Efforts at regulating the paralegal profession are becoming increasingly widespread. In 2001, California adopted clear guidelines on the education, work experience, supervision, performance, and confidentiality requirements of paralegals. State legislatures, bar associations, and courts nationwide continue to adopt definitions of the terms "paralegal" and "legal assistant." Most of them reserve those titles for persons who are supervised by an attorney or other entity and qualified through education and experience to perform certain legal tasks.

And paralegals, legal assistants, and paralegal organizations are taking note. Both the National Federation of Paralegal Associations (NFPA) and the National Association of Legal Assistants (NALA) have released statements on the topic. NALA asserts that state regulation is unnecessary, but stands behind third-party education, testing, and professional improvement efforts. NFPA endorses certain regulation efforts that would allow paralegals to provide certain additional tasks to the public.

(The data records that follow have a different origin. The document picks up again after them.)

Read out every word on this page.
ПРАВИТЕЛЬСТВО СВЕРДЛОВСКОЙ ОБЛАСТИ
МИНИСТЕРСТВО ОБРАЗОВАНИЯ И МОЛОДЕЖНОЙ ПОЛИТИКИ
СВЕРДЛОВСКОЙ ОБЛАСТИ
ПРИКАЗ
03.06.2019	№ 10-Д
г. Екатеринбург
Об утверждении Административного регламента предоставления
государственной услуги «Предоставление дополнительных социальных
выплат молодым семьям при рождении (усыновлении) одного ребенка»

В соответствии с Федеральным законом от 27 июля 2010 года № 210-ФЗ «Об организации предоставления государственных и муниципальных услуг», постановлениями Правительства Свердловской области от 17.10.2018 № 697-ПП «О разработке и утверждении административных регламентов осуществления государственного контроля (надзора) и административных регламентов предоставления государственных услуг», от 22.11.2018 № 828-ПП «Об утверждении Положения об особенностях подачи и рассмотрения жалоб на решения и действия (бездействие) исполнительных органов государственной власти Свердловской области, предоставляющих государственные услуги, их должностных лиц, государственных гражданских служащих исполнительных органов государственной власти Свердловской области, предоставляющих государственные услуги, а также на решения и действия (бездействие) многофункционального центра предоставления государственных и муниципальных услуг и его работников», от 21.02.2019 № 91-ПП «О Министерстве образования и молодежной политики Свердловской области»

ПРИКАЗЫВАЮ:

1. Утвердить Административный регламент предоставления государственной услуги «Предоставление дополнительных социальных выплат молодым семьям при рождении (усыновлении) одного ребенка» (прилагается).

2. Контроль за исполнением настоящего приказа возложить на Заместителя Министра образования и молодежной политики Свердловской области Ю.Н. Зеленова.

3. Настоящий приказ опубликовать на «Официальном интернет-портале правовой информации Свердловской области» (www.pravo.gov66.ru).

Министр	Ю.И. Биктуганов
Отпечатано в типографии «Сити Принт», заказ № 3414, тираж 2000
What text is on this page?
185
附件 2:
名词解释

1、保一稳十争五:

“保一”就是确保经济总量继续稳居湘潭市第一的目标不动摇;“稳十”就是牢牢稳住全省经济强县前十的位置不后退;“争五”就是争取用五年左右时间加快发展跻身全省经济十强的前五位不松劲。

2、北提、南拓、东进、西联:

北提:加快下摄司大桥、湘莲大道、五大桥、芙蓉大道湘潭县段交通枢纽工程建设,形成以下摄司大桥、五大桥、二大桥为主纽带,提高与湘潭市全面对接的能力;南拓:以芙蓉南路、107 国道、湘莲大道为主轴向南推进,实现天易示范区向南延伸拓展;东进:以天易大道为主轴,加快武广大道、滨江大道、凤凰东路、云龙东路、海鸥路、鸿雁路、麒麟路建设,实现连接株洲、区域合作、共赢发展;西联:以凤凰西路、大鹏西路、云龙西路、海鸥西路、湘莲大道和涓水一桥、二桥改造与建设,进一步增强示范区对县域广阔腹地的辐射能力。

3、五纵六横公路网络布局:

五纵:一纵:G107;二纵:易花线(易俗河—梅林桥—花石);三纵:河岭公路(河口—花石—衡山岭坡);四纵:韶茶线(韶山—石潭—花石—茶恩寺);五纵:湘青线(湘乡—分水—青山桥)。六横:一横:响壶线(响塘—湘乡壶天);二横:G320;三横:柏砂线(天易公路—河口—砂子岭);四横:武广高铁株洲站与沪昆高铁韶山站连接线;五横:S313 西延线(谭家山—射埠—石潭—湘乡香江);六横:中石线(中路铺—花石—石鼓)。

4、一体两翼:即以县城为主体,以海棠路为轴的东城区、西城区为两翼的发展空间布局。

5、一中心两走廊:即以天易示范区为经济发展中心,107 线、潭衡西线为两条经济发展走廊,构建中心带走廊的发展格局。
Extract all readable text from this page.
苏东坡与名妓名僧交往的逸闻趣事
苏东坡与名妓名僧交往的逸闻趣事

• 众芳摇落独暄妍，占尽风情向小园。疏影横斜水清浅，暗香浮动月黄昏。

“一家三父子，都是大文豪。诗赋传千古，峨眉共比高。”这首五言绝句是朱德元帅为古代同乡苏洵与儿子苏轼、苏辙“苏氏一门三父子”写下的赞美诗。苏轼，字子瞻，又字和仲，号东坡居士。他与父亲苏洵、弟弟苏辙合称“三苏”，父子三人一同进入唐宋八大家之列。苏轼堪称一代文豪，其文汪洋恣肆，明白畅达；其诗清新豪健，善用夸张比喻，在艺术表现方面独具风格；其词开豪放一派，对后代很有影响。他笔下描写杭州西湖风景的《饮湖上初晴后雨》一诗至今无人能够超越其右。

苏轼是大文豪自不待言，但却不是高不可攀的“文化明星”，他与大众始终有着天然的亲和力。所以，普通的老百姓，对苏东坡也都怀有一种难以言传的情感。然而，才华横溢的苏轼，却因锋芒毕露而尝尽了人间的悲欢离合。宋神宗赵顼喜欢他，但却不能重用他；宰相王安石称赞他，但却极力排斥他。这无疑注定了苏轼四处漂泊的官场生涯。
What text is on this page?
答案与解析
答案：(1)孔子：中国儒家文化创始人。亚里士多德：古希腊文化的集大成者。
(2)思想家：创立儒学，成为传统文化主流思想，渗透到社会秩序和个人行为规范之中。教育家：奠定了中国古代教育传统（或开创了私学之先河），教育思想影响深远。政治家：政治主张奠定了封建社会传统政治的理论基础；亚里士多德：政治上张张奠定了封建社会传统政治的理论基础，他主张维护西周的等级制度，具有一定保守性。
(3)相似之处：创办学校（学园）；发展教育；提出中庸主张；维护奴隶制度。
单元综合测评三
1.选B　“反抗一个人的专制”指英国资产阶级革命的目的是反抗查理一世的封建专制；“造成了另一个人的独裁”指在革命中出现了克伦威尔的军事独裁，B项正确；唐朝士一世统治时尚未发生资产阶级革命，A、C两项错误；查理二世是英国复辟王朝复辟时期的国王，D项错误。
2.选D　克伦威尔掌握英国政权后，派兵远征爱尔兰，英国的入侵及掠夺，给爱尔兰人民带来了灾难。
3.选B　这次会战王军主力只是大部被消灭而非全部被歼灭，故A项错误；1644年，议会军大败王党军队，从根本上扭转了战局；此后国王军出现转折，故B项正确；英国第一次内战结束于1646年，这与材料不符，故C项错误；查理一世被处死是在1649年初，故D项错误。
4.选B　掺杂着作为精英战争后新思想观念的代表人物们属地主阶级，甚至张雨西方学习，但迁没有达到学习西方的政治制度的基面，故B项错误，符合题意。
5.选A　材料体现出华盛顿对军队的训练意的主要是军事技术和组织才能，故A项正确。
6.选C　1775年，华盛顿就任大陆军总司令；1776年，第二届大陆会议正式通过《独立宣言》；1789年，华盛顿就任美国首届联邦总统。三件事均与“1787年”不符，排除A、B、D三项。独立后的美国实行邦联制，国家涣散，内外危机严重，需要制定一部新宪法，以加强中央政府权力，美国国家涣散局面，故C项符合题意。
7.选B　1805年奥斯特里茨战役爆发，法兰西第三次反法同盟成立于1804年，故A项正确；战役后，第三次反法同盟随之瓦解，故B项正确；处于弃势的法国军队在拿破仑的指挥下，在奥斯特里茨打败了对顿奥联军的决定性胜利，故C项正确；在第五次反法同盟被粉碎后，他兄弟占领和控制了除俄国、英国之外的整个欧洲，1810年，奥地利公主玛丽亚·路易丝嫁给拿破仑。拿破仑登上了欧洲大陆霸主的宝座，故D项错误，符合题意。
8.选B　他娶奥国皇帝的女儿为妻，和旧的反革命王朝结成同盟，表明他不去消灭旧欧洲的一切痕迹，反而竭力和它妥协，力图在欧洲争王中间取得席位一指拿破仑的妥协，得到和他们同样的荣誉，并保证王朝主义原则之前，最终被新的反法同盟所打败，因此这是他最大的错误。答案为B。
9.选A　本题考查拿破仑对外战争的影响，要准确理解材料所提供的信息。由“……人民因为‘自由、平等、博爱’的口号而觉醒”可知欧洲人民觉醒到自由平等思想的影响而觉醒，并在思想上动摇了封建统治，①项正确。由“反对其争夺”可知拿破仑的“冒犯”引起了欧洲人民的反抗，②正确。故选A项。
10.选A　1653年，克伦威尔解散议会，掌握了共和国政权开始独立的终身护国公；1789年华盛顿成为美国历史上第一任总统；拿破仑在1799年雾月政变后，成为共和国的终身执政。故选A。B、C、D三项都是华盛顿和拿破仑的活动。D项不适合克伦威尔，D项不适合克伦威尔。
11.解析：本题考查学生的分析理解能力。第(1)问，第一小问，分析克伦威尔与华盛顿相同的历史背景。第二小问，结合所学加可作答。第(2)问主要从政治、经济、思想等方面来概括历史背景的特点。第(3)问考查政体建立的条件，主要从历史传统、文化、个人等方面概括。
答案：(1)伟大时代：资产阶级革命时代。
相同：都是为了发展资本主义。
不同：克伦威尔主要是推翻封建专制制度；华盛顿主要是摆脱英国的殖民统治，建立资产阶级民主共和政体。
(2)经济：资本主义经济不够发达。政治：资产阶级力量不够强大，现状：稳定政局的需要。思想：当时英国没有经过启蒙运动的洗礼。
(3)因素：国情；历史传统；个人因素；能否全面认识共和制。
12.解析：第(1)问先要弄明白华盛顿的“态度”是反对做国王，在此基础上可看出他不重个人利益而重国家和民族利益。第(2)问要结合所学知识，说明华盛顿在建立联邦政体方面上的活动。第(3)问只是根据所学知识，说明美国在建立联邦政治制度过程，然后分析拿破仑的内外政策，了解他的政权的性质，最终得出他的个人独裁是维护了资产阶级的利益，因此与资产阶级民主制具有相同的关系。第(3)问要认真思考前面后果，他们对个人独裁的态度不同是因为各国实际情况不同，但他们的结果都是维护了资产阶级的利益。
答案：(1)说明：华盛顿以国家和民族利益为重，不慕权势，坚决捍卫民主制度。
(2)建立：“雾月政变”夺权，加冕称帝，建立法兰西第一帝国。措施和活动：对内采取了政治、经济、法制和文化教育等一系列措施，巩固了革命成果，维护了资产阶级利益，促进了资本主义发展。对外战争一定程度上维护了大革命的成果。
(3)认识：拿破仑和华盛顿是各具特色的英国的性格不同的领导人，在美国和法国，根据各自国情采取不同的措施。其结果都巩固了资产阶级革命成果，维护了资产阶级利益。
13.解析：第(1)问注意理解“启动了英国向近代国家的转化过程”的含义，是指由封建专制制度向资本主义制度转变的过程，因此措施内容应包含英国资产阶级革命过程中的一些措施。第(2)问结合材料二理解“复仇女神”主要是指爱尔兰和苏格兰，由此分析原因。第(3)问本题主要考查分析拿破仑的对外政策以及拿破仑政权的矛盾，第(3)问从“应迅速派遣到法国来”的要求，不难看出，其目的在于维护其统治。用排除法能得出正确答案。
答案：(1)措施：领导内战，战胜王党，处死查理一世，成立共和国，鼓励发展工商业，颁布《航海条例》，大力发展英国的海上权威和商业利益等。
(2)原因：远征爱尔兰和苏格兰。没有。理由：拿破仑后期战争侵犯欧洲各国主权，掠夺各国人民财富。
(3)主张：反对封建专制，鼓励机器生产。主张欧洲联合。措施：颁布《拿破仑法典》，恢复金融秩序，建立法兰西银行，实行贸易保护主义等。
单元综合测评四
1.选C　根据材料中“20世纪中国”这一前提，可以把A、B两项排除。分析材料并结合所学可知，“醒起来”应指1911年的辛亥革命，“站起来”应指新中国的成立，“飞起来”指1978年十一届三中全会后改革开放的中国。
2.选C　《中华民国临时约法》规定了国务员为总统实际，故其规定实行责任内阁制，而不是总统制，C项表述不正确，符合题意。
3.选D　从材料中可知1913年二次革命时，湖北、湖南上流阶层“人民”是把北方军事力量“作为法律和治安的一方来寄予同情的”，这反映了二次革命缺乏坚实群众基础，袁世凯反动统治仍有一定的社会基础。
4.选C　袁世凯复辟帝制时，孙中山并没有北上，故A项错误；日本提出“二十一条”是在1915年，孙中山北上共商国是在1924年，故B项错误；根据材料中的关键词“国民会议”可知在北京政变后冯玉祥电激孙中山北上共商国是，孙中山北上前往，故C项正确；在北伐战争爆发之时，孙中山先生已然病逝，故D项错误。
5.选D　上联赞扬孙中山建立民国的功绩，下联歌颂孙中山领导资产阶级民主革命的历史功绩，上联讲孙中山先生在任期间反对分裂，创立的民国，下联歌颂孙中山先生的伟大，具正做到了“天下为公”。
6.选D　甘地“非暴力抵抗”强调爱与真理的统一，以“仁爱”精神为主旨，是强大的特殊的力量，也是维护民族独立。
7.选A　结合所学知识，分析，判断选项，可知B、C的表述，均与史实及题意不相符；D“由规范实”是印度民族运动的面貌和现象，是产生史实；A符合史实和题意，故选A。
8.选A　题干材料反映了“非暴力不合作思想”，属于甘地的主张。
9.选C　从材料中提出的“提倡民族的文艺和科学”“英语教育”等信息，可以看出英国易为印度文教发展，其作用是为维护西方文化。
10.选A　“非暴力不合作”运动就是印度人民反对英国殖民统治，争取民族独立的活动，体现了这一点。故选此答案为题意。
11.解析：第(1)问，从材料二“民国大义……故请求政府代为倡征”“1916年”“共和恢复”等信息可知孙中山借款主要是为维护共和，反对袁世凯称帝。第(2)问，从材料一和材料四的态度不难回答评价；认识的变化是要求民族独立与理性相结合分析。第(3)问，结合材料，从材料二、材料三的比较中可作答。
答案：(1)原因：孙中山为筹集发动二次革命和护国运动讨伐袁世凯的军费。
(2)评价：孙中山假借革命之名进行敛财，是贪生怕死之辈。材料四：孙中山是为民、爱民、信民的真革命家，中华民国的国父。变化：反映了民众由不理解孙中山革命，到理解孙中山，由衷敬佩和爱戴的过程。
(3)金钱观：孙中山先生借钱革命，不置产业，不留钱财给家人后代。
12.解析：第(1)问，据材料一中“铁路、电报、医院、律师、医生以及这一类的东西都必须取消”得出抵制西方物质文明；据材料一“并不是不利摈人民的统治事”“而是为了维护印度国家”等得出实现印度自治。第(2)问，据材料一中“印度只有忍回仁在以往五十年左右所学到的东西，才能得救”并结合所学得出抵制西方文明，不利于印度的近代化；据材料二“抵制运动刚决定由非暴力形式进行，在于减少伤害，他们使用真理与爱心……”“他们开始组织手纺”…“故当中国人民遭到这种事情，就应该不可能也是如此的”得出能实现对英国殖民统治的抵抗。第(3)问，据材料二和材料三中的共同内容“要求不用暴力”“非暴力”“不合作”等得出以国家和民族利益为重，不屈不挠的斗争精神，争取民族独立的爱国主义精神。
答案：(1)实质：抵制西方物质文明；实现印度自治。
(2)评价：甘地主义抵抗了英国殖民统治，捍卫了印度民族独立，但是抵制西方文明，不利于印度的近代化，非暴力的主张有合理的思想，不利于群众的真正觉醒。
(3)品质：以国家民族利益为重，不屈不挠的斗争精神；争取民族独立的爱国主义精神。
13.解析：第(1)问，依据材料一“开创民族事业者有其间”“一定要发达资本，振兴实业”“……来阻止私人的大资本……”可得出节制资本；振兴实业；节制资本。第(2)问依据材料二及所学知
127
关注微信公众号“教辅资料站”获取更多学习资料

But before one may form an opinion regarding licensing, it is important to understand the terms behind it. "A license is something that gives one the right to practice a particular profession. It is usually (put in place) to make sure that whoever is performing a line of work has met the minimum qualifications for it," says Frederick T. Golder, Professor at the Massachusetts School of Law, employment attorney, and author. "Regulations are the requirements imposed on people performing a particular trade or (acting under) a particular license."